以下は産経新聞からの抜粋ですが、共有させて頂きます。
ウクライナのゼレンスキー大統領は22日、スイス東部で開催中の世界経済フォーラム年次総会(ダボス会議)で演説し、欧州に痛烈な批判を浴びせた。「昨年のダボス会議の演説で、私は欧州に自衛策が必要だと訴えた。だが、1年たっても何も変わっていない」と苦言を呈した。
ゼレンスキー氏は、欧州連合(EU)がロシアに対する制裁強化を重ねながら、露産石油を運ぶ「影の船団」を本気で取り締まろうとしないと指摘。米国が北大西洋でロシア船籍の石油タンカーを拿捕(だほ)したのと比較し、「なぜ欧州はやらないのか?」と訴えた。
欧州の関心が最近、グリーンランドに集中していることにも触れた。米国が力づくでも獲得したい意欲を示したのに対し、「ほとんどの指導者は、どうしてよいか分からずにいる」と述べた。英独仏や北欧諸国がデンマークの主権を支持して現地に部隊を送ったことについて、「せいぜい40人という部隊で何をしようというのか。ロシアや中国に何を訴えているのか」と問いかけた。
ゼレンスキー氏はまた、「欧州は未来を話すのが好きで、今日行動するのを避ける」と発言した。北大西洋条約機構(NATO)で米国の「欧州離れ」に不安が広がる中、「ただ問題が消え去るのを待つだけの国がある」として無策ぶりを批判した。
以上。
「未来を話すのが好きで、今日行動するのを避ける」実際そんな人、結構いるような気がします。
私はこの「決められない症候群」こそが、民主主義や多様性、また家柄や高学歴というだけで社会の中でいいポジションにいるエリート達の弱点だと感じています。
本来、決めるべきポジションにいる人たちが、何も決めないから社会の問題が全く改善されない。
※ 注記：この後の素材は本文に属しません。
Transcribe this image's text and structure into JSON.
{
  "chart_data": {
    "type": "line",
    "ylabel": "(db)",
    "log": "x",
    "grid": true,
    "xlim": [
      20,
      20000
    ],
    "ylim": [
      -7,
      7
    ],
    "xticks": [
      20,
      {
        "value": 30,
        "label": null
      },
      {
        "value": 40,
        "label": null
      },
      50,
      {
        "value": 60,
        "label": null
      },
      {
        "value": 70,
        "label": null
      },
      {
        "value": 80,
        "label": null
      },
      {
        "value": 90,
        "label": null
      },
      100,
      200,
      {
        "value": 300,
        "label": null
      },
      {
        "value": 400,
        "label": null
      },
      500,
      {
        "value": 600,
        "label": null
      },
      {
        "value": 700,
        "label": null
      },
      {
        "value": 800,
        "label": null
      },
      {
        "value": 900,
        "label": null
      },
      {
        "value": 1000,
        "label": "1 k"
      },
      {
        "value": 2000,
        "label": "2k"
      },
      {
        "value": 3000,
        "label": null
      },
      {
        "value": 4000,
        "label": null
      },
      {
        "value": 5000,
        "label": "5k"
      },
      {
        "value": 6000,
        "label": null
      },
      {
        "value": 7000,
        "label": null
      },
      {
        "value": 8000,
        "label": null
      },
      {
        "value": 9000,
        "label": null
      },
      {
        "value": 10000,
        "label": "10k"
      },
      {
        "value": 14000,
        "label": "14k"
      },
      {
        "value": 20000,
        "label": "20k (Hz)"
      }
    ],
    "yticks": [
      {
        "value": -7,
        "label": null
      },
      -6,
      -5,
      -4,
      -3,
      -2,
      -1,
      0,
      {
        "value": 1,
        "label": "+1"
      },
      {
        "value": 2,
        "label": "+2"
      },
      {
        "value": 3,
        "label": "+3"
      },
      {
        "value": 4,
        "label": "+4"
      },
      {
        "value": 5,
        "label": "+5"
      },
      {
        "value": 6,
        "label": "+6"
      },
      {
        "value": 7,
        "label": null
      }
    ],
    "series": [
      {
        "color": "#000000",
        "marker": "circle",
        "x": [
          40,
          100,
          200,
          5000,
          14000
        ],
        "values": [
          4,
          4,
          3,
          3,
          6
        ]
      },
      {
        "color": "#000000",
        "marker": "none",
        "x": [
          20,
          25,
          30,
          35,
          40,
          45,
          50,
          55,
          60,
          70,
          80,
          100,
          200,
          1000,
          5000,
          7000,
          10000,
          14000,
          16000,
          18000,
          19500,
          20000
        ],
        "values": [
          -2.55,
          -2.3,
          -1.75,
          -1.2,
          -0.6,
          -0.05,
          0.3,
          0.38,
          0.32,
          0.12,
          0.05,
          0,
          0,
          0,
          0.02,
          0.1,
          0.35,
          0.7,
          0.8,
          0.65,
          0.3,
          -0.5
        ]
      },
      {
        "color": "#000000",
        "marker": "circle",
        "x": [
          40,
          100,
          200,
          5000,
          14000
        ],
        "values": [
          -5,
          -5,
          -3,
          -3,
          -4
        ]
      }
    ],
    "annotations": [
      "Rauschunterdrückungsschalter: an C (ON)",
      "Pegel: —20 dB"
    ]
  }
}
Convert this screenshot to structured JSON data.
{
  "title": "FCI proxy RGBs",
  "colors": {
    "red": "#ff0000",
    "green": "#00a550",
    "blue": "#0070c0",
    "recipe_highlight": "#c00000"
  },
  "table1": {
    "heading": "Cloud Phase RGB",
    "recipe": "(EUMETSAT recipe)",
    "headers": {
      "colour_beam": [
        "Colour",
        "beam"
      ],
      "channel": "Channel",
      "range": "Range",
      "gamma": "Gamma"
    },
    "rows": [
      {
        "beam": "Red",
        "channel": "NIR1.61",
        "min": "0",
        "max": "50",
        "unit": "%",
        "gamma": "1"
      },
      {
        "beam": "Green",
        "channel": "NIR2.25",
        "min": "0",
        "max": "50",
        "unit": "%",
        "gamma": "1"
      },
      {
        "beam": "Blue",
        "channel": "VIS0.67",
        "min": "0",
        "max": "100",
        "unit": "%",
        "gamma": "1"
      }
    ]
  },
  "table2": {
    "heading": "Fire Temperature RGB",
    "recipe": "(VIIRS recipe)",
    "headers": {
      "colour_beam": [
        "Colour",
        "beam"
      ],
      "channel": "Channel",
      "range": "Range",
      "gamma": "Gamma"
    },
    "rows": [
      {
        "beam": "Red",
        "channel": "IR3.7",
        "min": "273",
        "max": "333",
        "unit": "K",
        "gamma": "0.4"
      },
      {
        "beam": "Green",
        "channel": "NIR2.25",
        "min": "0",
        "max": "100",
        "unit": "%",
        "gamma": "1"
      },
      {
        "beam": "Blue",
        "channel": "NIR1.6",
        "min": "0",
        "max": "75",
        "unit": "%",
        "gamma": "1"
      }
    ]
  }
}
そんな無力感や虚無感、社会の不満の蓄積こそが、独裁者や強権政治を生み出すエネルギーの源泉となっていて、今まさにマグマが噴火している状況なのだと、今年のダボス会議を見て思いました。
そもそも民主主義には大きなコストと時間がかかることは理解しているのですが、最終的に何も決められないのなら、本当に無用の長物と言っていいかもしれません。民主主義を強力に牽引する「決めることができるリーダー」が現れるまでは、経済も金融も米中ロシアにいる独裁者に振り回される展開が続きそうです。